The Changeling: the long and winding road to nowhere a review
The Changeling, a novel by Victor LaValle and set in today’s New York City, is a dark fantasy like the grimmest of fairy tales. Despite its urban setting, the plot of The Changeling follows a torturous path of omens and hints, illusion and lies. Unfortunately, the novel’s ending belongs to another fantasy altogether. The ending seems unrelated to what happens before. Like the glass slipper and the stepsister’s foot, the fit is all wrong.
I admire LaValle’s no frills prose and was impressed by the sense of disorientation I shared with Apollo, his protagonist.
As I read Apollo’s history, his parents and their relationship, how he came to love and sell old books and the story of his new marriage and child, I settled in. The simplicity of the story and its appealing characters kept me turning the pages.
Then an abrupt change in the narrative of The Changeling knocked my socks off.
Apollo loses his child in the most horrific way I can imagine. Since I had already bonded with Apollo’s character, I identified with his desperation and the horror of his loss. Bewildered and unprepared, Apollo struggles to make sense of what happened. And why did his wife become someone else, then disappear? Was it his fault? Did the photos of his son, the ones he took and emailed cause the unimaginable? There were other photos, not taken by him, inexplicable images. Who took them? Apollo begins his journey in search of answers.
I followed Apollo down the rabbit hole of inner city reality and a nightmarish fantasy world.

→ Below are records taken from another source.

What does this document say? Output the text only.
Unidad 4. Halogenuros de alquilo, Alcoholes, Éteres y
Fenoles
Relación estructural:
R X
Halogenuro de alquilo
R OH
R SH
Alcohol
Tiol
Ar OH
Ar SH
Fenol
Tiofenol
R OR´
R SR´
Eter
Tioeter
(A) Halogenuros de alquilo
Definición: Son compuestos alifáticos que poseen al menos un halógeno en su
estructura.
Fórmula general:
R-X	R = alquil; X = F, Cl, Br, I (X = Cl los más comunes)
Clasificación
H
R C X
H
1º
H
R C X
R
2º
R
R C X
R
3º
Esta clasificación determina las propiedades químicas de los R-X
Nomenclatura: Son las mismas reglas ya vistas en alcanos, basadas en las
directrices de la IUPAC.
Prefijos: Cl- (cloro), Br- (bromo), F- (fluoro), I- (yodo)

His story mesmerized me until the trails and plot lines led to nowhere. Important characters like the island witches abruptly disappeared with little to no resolution, their compelling stories untold. Despite the novel’s supernatural underpinnings, the story’s end, in my opinion, was nonsensical and a disappointment. On the whole, the resolution did not live up to its beginning, Unfortunately, despite its great beginning and an appealing protagonist, The Changeling morphed from riveting, to confusing until finally it betrayed its promise.
Still, I’m open to reading more of LaValle’s spare, elegant prose.
I plan to explore his other novels, where perhaps other lost children and “wild things” await discovery.